I am assuming the heater is OK but fault is that the fan is either full on or off.

The usual (simple) way of getting different fan speeds is to have a parallel set of different resistors in line with the fan so that each allows a different speed as you switch from one to the other. The burnt out component looks as tho it may have been such a resistor set with different leads connected to a switch for different speeds. 

If you can find a Ducato wiring diagram it MAY (but probably not) tell you what those resistor values were so that you could rebuild the burnt out box. Alternatively, get a second hand unit of a scrap van & try that. Or you could just try a random selection of resistors to see what speeds you get & select a few suitable settings. 

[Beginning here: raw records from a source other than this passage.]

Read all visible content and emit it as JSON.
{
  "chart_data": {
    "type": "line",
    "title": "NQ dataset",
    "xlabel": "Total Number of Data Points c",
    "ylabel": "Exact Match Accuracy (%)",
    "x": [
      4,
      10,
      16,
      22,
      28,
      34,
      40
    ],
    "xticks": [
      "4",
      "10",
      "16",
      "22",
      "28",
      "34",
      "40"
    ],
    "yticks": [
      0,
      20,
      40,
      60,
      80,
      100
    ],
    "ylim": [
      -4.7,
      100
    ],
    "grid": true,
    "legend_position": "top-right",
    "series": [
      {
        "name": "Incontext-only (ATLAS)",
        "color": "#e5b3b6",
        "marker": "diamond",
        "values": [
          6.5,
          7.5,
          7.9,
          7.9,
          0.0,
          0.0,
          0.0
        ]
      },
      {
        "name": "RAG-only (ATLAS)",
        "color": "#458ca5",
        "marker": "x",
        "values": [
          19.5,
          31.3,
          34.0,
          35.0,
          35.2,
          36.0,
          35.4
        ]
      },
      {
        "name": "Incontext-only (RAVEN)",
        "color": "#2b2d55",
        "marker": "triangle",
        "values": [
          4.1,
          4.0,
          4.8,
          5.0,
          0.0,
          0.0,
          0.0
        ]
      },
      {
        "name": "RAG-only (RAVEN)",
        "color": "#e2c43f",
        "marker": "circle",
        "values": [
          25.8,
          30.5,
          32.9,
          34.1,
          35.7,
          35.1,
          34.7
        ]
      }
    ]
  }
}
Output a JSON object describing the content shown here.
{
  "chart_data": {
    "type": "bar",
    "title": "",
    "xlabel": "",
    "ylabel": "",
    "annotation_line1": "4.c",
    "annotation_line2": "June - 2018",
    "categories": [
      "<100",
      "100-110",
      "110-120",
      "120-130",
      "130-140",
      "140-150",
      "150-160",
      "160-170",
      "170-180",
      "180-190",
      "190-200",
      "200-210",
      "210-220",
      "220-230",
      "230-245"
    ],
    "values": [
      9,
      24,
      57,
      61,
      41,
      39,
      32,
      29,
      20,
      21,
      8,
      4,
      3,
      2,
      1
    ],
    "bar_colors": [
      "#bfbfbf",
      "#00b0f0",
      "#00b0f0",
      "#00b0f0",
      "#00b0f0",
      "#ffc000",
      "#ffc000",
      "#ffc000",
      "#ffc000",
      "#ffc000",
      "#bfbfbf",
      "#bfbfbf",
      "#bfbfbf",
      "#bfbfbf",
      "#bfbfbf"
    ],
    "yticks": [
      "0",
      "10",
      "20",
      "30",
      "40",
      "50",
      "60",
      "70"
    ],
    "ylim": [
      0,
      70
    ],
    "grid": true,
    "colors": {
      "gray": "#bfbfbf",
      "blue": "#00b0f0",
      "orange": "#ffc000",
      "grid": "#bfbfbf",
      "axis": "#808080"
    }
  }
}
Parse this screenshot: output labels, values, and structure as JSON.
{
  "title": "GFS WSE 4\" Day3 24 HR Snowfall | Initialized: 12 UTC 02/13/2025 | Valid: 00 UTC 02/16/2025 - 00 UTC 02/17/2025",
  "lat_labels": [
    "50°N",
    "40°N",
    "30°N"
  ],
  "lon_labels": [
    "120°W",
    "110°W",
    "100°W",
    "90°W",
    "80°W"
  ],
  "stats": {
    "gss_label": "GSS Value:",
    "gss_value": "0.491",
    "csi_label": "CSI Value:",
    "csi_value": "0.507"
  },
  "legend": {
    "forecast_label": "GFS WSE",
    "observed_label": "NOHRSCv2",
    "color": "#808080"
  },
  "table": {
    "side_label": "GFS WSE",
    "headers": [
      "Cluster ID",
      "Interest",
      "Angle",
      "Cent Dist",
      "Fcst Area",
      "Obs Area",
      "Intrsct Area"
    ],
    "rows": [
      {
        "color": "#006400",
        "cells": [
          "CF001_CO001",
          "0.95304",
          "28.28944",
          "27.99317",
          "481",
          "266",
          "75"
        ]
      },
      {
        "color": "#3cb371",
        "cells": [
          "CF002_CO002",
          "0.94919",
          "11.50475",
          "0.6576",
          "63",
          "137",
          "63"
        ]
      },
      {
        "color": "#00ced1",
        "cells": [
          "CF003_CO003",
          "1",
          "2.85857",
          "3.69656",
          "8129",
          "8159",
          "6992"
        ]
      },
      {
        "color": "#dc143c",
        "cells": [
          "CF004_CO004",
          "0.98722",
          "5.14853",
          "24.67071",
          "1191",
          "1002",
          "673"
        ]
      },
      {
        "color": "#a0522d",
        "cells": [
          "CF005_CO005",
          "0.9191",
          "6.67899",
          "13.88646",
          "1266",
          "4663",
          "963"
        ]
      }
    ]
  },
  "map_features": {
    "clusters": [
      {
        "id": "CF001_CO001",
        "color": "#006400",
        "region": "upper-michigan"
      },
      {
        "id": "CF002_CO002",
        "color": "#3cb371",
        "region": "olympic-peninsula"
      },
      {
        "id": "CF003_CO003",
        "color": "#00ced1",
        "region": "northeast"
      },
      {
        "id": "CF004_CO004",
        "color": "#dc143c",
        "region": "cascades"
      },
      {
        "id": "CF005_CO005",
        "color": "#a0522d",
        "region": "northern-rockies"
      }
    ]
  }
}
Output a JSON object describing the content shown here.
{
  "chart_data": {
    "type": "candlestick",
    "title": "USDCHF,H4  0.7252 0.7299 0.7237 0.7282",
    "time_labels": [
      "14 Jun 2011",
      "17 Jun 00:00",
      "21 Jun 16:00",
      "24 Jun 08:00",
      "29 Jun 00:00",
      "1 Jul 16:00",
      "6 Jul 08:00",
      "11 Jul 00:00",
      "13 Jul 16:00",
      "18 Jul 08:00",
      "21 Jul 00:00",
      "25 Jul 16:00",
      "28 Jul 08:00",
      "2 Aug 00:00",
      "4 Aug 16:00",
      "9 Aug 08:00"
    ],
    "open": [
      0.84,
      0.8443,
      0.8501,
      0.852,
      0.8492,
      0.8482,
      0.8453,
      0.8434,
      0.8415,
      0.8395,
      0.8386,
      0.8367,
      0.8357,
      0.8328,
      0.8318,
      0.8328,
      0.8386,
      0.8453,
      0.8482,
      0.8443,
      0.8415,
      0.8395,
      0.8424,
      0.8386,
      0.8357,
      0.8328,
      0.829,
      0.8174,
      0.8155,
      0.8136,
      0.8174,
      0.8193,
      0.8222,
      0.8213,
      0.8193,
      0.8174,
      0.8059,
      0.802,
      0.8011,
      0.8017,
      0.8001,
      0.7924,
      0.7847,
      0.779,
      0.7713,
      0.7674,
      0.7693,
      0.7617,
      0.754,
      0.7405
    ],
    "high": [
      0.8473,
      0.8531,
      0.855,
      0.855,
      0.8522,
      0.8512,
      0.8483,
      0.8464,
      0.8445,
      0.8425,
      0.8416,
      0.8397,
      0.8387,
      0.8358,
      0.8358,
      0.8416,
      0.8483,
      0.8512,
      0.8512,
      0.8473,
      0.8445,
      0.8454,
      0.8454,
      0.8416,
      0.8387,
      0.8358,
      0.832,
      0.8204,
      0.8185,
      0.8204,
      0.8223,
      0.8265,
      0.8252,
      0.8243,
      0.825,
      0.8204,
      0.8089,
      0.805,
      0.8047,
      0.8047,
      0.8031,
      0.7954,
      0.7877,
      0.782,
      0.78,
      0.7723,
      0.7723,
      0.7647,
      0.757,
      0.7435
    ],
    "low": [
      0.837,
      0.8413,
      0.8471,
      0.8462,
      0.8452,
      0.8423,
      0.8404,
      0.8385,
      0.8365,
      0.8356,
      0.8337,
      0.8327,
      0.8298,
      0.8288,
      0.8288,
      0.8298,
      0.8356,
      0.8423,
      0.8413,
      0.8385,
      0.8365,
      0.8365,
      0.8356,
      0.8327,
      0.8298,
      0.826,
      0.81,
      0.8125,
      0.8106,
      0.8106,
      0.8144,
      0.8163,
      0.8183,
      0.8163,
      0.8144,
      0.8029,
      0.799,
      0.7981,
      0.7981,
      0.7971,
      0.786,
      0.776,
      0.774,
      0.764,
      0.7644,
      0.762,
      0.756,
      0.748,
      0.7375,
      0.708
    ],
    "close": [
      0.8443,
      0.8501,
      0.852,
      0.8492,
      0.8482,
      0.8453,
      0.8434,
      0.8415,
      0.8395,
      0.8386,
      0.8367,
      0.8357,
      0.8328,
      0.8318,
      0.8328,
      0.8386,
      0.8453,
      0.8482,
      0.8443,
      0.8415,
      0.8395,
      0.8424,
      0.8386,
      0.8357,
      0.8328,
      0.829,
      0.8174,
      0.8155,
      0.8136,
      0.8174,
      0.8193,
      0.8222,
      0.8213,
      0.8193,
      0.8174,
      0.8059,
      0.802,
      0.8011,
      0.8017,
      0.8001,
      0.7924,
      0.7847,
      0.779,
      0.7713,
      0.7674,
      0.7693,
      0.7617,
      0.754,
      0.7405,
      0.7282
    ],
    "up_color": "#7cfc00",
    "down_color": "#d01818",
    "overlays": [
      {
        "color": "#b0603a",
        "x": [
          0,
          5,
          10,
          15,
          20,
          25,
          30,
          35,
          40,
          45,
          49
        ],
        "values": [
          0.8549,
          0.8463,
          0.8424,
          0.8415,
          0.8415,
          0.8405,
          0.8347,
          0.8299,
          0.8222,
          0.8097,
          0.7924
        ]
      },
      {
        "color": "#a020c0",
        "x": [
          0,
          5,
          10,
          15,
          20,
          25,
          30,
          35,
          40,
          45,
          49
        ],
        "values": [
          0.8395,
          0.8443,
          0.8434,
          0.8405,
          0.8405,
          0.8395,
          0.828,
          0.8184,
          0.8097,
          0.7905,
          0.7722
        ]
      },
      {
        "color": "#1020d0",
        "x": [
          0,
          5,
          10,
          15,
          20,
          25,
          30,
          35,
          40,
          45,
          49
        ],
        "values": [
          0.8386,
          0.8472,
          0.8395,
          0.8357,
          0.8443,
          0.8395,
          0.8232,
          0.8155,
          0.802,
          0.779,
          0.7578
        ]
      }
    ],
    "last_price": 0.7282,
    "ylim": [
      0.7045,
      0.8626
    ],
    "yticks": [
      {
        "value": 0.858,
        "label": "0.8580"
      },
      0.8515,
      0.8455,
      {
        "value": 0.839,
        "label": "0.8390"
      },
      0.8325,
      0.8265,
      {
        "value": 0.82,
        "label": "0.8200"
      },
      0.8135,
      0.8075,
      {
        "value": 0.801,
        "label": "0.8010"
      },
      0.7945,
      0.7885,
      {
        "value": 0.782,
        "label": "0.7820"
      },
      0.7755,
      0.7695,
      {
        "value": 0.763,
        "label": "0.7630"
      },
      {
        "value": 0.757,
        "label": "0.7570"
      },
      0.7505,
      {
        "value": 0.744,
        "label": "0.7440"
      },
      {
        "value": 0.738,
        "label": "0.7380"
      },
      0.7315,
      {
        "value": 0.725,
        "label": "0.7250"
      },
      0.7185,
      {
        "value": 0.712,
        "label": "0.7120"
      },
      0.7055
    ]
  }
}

Resistors are cheap from specialist shops, but make sure you tell them what you are trying to do so that they can make sure you have something robust enough that won't burst into flames next time!


----------



## Smaug (Aug 22, 2013)

A mechanical rheostat may be hard to find these days, especially one capable of taking that sort of current (5 amps ish?) Pity there are no old radio shops around, do Radiospares still do online parts?

I see there is a RS Components web site, but no rheostats listed. But 3 or 4 discrete speeds is normal for most vehicles these days.

There are high power rheostats but they are very dear.


----------



## Smaug (Aug 22, 2013)

Sounds like a carbon track resistor then. There is a high resistance carbon track across the 12 supply & as you rotate the almost frictionless contact across the track the voltage offered to the motor increases & decreases.


----------



## vivallan (Aug 23, 2013)

*Thanks*

Thanks everyone for your reply's.
 On further investigation i have found the original part of the loom hanging down behind an air con unit that is fitted. i have connected the original cable from the blower motor to the loom that i found and everything seems to be working as it should. i can only presume that because of the air con unit obscuring the original heater blower  resister pack that someone has fitted this extra resister pack to save taking out the air con unit.

Thanks once again everyone for your reply's,helpful as ever.


----------



## Tbear (Aug 23, 2013)

Hi Smaug,

I think you will find that if you give RS a ring, they will put a very knowledgeable chap on the other end of the line. They may not want to sell you a 10p resistor but will be happy to sell you a specialist part such as a Carbon Track Resistor.

I have no connection with them but have made a few purchases from them over the years.

Richard


----------